Im Spiel habt ihr nun zwei primäre Aufgaben: Zum einen müssen die drei Freunde des Hauptcharakters gefunden werden. Habt ihr sie in einer Art Völkerball-Duell besiegt, stehen sie danach als spielbare Charaktere zur Verfügung. Jeder Charakter hat seine eigenen Fertigkeiten und dementsprechend gibt es Passagen, die nur von einem bestimmten Protagonisten bewältigt werden können. Anschließend geht es darum, die Schlüssel zu sammeln, die ihr zum Verlassen der Spielwelt braucht. Wie es sich gehört, findet ihr natürlich auch Spezialfertigkeiten für die vier Protagonisten, von denen einige zum Abschließen des Spiels benötigt werden, andere jedoch nicht. Für passive Unterstützung sorgen Health-Container, die aus Zelda bekannten Items Karte und Kompass und ein Kristall, über den ihr jederzeit ein Passwort abrufen könnt.
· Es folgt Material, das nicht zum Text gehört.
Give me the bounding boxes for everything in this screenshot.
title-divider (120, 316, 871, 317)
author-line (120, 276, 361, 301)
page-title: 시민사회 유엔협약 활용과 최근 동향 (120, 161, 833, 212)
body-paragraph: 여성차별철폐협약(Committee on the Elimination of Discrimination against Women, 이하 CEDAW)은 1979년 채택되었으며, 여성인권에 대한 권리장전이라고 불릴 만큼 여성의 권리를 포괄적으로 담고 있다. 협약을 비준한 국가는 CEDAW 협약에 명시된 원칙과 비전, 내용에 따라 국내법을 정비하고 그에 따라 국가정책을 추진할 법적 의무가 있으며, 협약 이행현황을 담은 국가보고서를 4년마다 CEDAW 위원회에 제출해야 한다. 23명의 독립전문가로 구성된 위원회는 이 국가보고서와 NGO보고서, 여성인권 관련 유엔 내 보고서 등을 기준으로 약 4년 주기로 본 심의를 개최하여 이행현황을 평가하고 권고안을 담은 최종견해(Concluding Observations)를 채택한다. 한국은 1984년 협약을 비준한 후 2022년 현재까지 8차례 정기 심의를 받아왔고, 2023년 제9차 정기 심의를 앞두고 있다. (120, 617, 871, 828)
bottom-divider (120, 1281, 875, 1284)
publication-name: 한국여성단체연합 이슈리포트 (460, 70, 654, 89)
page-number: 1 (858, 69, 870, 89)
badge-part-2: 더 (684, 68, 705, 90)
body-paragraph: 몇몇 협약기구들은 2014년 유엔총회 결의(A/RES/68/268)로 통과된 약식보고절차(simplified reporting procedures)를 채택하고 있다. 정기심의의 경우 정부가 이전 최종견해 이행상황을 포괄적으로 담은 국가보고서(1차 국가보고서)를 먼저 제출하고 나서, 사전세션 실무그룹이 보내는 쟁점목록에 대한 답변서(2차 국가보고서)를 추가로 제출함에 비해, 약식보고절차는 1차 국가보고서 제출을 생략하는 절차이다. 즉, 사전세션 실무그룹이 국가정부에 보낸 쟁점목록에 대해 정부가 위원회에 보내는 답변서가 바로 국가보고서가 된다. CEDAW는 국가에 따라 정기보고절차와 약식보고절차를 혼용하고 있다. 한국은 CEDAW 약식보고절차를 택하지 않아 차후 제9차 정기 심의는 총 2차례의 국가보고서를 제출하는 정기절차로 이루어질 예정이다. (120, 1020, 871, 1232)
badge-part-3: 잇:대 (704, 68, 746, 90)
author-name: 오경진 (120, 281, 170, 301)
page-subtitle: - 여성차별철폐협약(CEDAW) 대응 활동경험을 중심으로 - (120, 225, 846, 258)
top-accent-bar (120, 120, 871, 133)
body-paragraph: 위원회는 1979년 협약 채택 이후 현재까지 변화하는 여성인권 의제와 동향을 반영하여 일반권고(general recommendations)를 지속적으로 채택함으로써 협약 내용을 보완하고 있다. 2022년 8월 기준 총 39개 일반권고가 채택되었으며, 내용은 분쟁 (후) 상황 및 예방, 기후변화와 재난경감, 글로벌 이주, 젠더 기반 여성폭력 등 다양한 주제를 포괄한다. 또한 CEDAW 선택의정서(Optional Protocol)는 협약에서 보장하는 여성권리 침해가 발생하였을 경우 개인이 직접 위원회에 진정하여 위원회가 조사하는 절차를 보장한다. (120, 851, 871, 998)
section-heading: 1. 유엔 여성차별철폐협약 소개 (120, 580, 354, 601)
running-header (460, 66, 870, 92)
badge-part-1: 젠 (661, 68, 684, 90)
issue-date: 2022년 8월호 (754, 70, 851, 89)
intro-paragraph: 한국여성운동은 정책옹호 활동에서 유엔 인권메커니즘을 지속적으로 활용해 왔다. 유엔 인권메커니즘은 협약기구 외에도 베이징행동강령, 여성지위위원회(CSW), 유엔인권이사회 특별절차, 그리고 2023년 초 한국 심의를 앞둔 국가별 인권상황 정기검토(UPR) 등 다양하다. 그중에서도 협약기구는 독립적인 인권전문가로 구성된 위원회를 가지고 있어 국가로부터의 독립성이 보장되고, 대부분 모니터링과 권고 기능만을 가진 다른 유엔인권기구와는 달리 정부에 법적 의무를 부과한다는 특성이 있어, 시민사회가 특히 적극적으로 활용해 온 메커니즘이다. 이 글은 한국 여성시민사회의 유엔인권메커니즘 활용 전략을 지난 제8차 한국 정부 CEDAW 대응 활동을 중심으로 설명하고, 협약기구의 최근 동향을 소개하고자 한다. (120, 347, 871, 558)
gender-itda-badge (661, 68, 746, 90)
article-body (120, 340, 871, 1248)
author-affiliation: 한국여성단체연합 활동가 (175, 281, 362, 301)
Ufouria bleibt dabei immer fair: Es gibt zwar den ein oder anderen knackigen Endgegner, der Titel ist aber insgesamt deutlich einfacher, als man es von anderen 8-Bit-Titeln gewohnt ist. Die Entwickler haben mehr auf die Erforschung der Spielwelt als tragendes Feature gesetzt, aber auch hier auf abstruse Rätsel oder unüberschaubare Labyrinthe verzichtet. Spieler, die etwas Geduld mitbringen, können das Spiel also problemlos auch ohne eine Komplettlösung aus dem Internet beenden. Trotzdem ist Ufouria für NES-Verhältnisse riesig: Selbst erfahrene Spieler, die die Fundorte aller Items kennen, werden ohne das berüchtigte "Sequence Breaking" immer noch ein paar Stunden mit dem Durchspielen beschäftigt sein. Wer unwissend an den Titel herangeht, braucht natürlich exponentiell länger. Grafik und Sound bewegen sich auf für NES-Verhältnisse solidem Niveau.

Fazit:
Natürlich ist es immer schwer, Leuten ein Spiel schmackhaft zu machen, das über 15 Jahre alt ist und bisher noch nie von ihnen gespielt wurde. Und natürlich ist es fraglich, ob Spieler, die heute zum ersten Mal an den Titel herangehen, genauso begeistert sein werden wie die wenigen Glücklichen, die den Titel in den Jahren nach seinem Release im Original gespielt haben. Wer den Titel kennt, kann jedoch bestätigen, dass sich Ufouria heute wahrscheinlich auf eine Stufe mit NES-Klassikern wie Kid Icarus oder Kirby's Adventure stellen könnte, wenn es kommerziell erfolgreich genug gewesen wäre, um die dazu notwendige Aufmerksamkeit zu bekommen. Deshalb wollen wir den Titel allen, die keinen Nostalgie-Faktor brauchen, um Spaß an einem alten Spiel zu haben, wärmstens empfehlen: Ufouria gehört ohne Zweifel zu der Gruppe der Spiele, die zwar sehr gut sind, aber tragischerweise übersehen wurden. Die Chance, dem Titel nachträglich seine verdiente Aufmerksamkeit zukommen zu lassen, sollte also nicht ungenutzt bleiben.